The Role of Peripheral Inflammatory Markers and Coagulation Factors in Patients with Central Nervous System (CNS) Immune Disease and Glioma.

OBJECTIVE

Gliomas are associated with high rates of disability and mortality, and currently, there is a lack of specific and sensitive biomarkers for diagnosis. The ideal biomarkers should be detected early through noninvasive methods. Our research aims to develop a rapid, convenient, noninvasive diagnostic method for gliomas, as well as for grading and differentiation.

METHOD

We retrospectively collected data from patients who underwent surgery for glioma, trigeminal neuralgia/hemifacial spasmschwannoma, and those diagnosed with multiple sclerosis at our institution from January 2018 to December 2020. Inflammatory markers and coagulation factor levels were collected on admission, and neutrophil count (NLR), (WBC count minus neutrophil count) / lymphocyte count, platelet count / lymphocyte count, lymphocyte count / monocyte count, and albumin count [g/L] + total lymphocyte count × 5 were calculated for patients.
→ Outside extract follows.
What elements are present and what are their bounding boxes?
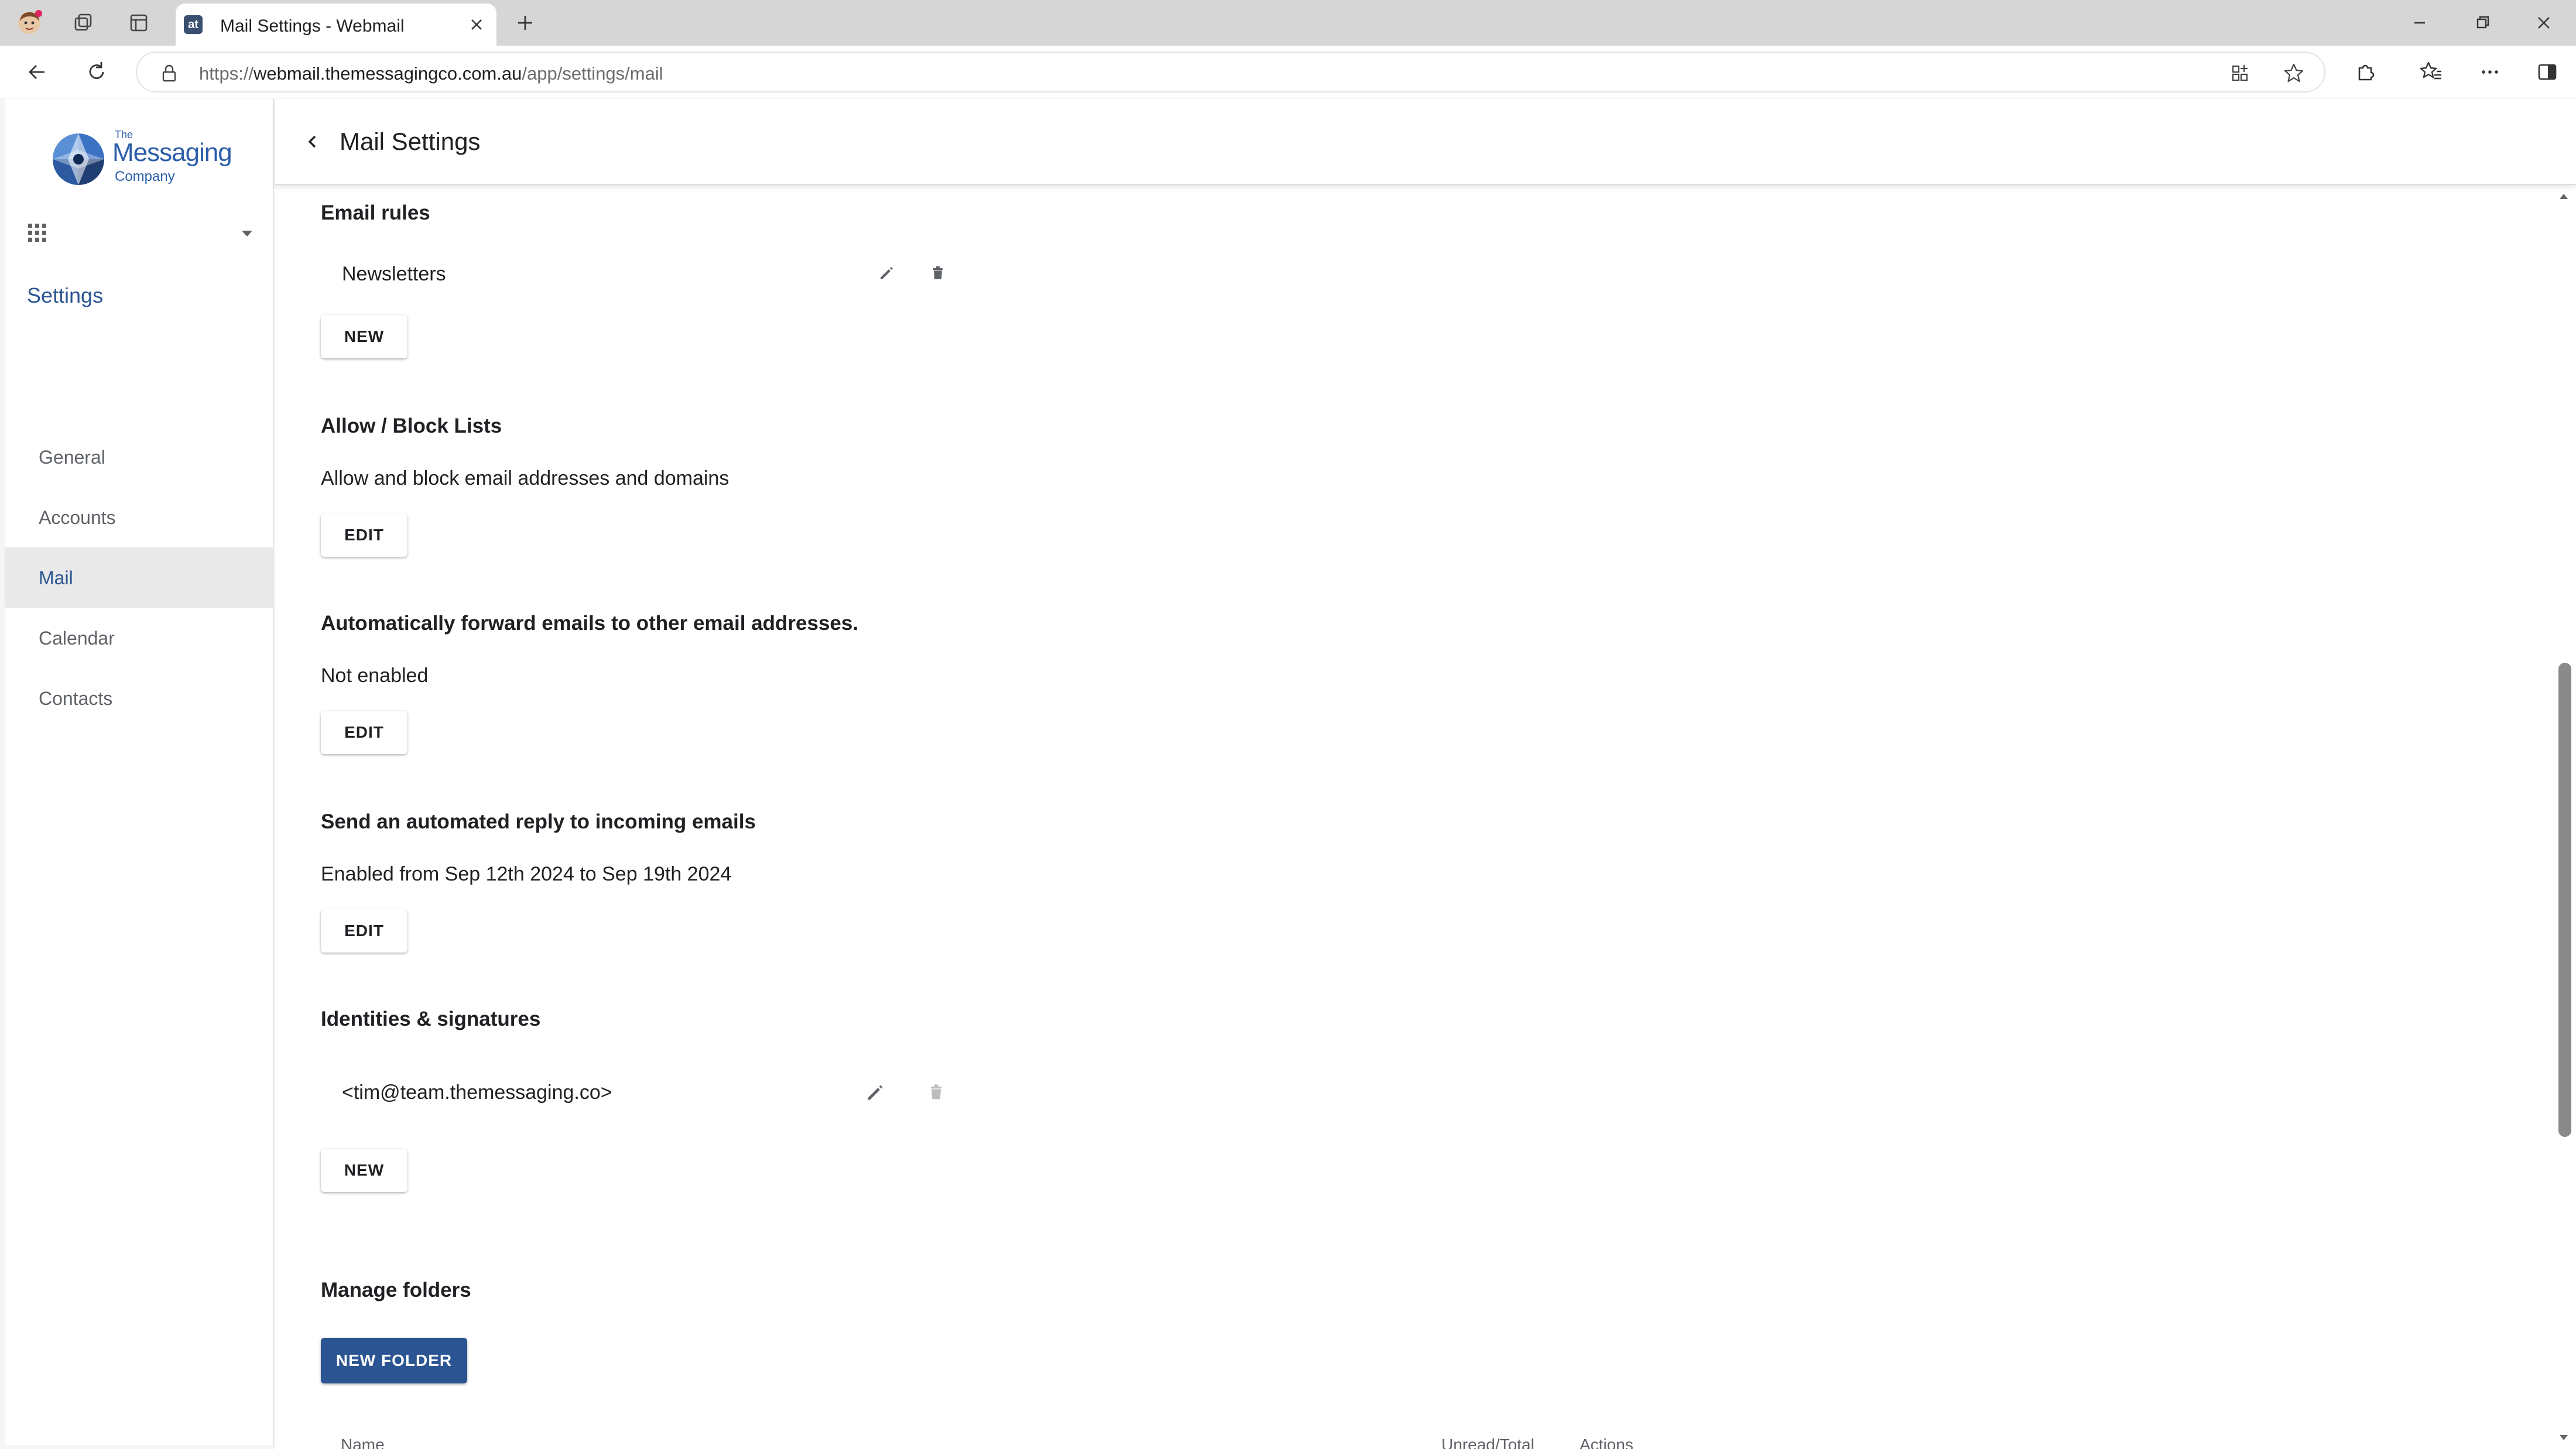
new-identity-button[interactable]: NEW	[321, 1149, 407, 1192]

Analyze the significance of biomarkers in the diagnosis and grading of gliomas, the diagnosis of MS, and the differential diagnosis of them.

RESULTS

We evaluated 155 healthy individuals, 64 trigeminal neuralgia/hemifacial spasm patients, 47 MS patients, 316 schwannoma patients, and 814 with glioma patients. Compared with healthy controls and MS group, the preoperative levels of NLR, (WBC count minus neutrophil count) / lymphocyte count, D-dimer, Fibrinogen, Antithrobin, and Factor VIII of glioma patients were significantly higher in glioma patients and positively correlated with the grade of glioma. Conversely, 0020 lymphocyte count / Monocyte count and albumin count [g/L] + total lymphocyte count × 5 were significantly lower and negatively correlated with glioma grading. ROC curves confirmed that for the diagnosis of glioma, NLR showed a maximum area under the curve value of 0.8616 (0.8322-0.8910), followed by D-dimer and Antithrombin, with area under the curve values of 0.8205 (0.7601-0.8809) and 0.8455 (0.8153-0.8758), respectively. NLR and d-dimer also showed great sensitivity in the diagnosis of MS and differential diagnosis with gliomas.

CONCLUSIONS

Our study demonstrated that multiple inflammatory markers and coagulation factors could be utilized as biomarkers for the glioma diagnosis, grading, and differential diagnosis of MS. Furthermore, the combination of these markers exhibited high sensitivity and specificity.